The other network TV competition that The Ultimate Fighter faced on Monday night was NBC's Tonight Show with Jay Leno, which drew an overall rating of 5.1; and CBS' Late Show with David Letterman, which drew an overall rating of 3.4.
With Spike TV now having aired its final WWE program, Spike TV and Zuffa are counting on the idea that they don't need the lead-in from WWE Raw to draw strong ratings. If that is truly the case, then Spike and the UFC should be hoping that this week's lower-than-normal TUF rating has nothing to do with this week's far-lower-than-usual WWE Raw rating.
After averaging a rating in the range of 3.8 to 4.1 for many months, WWE Raw's ratings slipped to an average of 3.5 in the first three weeks of September, and then slipped even further this week to 3.2, which is Raw's lowest non-holiday rating in over two years. This week's episode of WWE Raw was sacrificed in order to create what was essentially a two-hour infomercial for next week's episode of WWE Raw on USA Network, which will be going head-to-head with the UFC on Spike TV.
Positive and Negative Buzz from Week to Week
One question about The Ultimate Fighter's ratings that many readers have asked via e-mail is this: How does the quality of any given episode of TUF effect the ratings from week to week? The answer is that the positive buzz or negative buzz that is generated by a TV show does not generally effect the same week's ratings. Instead, it usually effects the following week's ratings, and this appears to be the case with TUF as well.
For example, let's take the uneventful, boring fight between Rashad Evans and Tom Murphy that was at the end of Episode Five. While some viewers undoubtedly changed the channel while the fight was in progress, television viewing patterns would suggest that those viewers were outnumbered by viewers who stuck around for most or all of the fight, and were generally displeased with the episode, and were far less likely to tune in to subsequent episodes as a result.

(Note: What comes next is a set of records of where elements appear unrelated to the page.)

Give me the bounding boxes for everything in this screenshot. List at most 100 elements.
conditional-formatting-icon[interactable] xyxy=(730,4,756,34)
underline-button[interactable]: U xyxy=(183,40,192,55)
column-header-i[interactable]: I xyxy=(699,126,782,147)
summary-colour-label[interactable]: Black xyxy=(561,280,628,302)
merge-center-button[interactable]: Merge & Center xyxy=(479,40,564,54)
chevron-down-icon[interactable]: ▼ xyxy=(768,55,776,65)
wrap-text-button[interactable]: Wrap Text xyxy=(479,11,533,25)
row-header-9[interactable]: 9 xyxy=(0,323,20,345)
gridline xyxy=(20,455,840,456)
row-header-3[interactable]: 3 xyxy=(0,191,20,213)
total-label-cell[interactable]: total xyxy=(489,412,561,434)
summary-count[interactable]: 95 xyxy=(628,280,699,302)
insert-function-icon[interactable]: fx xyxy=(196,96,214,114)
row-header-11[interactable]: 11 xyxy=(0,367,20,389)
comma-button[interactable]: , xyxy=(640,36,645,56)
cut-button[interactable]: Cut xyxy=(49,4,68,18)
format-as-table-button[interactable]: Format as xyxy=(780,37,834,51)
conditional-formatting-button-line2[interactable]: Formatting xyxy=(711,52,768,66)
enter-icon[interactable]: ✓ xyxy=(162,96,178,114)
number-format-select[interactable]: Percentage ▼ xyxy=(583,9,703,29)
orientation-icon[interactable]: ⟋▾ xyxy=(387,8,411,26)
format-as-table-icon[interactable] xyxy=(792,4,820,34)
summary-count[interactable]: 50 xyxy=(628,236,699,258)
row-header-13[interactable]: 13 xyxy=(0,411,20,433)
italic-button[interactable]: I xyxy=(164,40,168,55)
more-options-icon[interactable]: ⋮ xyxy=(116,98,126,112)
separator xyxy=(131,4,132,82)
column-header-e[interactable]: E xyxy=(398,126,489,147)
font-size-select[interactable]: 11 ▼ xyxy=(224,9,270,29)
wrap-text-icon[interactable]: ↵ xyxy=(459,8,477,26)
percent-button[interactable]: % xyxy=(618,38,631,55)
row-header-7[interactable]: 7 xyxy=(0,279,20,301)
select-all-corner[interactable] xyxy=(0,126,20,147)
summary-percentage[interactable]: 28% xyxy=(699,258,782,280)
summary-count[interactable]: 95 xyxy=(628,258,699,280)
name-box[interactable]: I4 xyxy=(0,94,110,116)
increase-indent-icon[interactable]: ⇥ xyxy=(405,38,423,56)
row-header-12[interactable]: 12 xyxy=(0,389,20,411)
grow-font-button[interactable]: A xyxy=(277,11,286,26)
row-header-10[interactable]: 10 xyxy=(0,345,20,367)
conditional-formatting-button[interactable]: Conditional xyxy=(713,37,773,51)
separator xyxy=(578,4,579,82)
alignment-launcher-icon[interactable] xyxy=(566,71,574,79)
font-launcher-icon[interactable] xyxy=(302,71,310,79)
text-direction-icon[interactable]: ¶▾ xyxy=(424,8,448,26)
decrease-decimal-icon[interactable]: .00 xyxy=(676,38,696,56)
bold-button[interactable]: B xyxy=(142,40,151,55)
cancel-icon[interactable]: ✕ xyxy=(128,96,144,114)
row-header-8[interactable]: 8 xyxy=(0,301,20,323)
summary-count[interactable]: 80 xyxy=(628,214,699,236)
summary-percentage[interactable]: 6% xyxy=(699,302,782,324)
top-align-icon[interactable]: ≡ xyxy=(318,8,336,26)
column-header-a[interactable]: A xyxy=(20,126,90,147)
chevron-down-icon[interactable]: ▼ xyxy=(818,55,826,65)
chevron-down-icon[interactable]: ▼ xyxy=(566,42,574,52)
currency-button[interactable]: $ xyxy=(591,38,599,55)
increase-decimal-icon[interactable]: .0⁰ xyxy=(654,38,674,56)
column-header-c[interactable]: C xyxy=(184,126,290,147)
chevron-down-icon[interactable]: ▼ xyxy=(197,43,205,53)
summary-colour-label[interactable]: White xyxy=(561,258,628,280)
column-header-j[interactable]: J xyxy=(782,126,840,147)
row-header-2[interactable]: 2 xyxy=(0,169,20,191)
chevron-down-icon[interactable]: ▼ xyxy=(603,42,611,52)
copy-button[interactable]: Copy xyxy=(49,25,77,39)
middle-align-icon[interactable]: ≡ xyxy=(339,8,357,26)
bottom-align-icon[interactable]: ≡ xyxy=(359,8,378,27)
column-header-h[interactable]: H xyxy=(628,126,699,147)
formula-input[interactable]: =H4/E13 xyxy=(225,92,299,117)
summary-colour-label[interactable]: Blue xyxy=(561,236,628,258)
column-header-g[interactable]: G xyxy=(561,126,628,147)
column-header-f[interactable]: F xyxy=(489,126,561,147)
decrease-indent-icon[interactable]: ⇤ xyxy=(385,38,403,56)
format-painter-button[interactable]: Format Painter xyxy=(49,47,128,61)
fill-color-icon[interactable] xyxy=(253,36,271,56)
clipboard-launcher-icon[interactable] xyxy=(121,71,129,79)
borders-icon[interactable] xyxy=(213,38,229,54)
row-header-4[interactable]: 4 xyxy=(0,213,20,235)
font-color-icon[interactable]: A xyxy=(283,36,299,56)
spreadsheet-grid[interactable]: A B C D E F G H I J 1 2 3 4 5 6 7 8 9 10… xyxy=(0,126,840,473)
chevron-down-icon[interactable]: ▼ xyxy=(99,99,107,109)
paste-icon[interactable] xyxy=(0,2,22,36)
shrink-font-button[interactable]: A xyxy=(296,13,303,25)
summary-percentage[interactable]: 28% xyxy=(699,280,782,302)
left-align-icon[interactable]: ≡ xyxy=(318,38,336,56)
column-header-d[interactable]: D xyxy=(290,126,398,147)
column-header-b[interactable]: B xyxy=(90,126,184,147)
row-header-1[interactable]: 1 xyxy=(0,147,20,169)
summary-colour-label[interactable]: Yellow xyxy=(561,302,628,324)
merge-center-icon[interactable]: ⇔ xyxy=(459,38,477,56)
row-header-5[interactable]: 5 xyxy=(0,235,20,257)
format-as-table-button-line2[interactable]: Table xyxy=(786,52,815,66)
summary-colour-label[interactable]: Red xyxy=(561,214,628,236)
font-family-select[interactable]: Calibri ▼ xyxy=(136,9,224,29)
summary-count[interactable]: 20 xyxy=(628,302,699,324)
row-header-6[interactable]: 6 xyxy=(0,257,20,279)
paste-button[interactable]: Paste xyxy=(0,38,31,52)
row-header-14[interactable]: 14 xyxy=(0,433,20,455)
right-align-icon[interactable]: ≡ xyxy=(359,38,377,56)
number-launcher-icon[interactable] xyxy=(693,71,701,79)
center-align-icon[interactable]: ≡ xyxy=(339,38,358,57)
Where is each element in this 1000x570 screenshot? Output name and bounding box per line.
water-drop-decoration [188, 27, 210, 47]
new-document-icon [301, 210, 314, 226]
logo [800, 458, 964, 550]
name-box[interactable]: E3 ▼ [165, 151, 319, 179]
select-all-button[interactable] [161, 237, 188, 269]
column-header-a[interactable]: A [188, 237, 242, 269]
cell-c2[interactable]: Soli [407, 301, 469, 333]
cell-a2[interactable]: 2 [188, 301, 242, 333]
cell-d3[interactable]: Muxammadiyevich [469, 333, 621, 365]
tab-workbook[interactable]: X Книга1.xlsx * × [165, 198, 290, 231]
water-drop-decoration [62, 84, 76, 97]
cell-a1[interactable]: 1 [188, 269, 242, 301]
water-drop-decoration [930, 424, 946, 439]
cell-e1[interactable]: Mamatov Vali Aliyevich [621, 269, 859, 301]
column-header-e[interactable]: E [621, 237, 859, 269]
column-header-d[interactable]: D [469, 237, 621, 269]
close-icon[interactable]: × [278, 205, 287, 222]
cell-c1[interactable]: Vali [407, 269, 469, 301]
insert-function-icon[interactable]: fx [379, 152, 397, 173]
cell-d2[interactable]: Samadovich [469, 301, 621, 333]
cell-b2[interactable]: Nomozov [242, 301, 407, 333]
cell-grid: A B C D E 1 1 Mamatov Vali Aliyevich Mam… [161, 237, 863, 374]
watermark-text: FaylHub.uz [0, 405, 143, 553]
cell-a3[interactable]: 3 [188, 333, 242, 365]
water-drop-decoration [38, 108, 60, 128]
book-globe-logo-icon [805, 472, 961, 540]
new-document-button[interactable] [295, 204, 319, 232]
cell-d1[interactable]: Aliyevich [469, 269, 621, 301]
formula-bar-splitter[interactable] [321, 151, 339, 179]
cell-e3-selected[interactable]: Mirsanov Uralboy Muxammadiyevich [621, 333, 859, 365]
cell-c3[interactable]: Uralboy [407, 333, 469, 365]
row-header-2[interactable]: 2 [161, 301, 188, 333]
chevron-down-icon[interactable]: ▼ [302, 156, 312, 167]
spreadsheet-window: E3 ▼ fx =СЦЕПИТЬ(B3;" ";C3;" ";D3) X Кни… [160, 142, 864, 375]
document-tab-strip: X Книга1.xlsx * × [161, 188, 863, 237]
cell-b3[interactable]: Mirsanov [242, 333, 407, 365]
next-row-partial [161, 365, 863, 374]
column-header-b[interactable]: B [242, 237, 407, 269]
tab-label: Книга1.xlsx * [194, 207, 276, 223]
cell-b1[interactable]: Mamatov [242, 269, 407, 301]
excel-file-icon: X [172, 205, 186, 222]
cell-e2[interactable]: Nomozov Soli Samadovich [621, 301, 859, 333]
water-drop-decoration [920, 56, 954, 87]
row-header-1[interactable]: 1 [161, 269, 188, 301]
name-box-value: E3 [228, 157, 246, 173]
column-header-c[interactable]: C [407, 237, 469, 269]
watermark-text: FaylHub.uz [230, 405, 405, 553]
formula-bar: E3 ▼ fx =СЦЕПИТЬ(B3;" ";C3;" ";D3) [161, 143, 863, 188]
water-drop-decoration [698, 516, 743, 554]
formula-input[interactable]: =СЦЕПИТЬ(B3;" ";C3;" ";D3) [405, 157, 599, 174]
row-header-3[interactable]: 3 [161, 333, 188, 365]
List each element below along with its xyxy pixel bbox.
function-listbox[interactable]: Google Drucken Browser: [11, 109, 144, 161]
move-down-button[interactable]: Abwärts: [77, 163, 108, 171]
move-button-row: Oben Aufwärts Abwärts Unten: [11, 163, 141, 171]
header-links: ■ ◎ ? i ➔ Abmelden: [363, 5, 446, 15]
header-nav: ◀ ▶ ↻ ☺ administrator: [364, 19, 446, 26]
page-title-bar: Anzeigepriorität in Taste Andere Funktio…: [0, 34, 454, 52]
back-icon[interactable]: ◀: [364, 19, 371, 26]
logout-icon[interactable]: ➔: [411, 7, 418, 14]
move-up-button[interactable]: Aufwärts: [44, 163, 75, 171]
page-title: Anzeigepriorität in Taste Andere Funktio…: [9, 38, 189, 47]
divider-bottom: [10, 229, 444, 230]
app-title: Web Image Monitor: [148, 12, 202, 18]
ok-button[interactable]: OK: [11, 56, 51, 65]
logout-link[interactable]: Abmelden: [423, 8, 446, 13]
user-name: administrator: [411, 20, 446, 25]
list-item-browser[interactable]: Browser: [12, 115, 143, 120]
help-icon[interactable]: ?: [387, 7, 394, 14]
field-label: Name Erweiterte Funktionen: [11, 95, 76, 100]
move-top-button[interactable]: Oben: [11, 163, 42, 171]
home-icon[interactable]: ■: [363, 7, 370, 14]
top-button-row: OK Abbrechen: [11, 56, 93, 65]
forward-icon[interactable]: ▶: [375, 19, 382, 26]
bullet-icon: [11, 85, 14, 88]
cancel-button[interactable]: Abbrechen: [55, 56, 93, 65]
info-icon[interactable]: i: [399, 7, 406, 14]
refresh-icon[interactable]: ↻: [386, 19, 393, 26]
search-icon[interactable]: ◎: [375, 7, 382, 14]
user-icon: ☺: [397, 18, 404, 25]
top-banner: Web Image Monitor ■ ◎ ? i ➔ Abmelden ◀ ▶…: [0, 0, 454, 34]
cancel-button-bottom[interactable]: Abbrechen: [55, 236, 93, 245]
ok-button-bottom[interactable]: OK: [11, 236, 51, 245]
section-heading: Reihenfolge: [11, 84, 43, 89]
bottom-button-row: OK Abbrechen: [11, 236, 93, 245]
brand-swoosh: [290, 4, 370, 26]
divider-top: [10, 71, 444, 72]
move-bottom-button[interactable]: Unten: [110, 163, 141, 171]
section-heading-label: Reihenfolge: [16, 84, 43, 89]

Getting viewers to tune in to a show is the biggest barrier for a TV show, in much the same way that getting customers into the store is the biggest barrier for a retailer like Best Buy. If a viewer is displeased with a TV show one week, he or she is far less likely to tune in the following week. If a viewer is very pleased with a TV show one week, that viewer is far more likely to tune in the following week and may also encourage other people to watch the show through word of mouth.
So, a boring fight on Episode Five doesn't really effect the rating for Episode Five all that much, but it could have a big effect on the rating for Episode Six. In much the same way, an exciting fight like Jason Von Flue vs. Jorge Gurgel on Episode Six doesn't really effect the rating for Episode Six all that much, but the buzz that it generates could have a positive impact on the rating for Episode Seven.
This concept passes the muster if you go through the first season of The Ultimate Fighter episode-by-episode and look at how each individual episode's quality tended to either positively or negatively impact the rating for the following episode. The peaks in the ratings came in the weeks after buzzworthy episodes, and the dips in the ratings came in the weeks after shows that had boring fights or were otherwise deemed uneventful.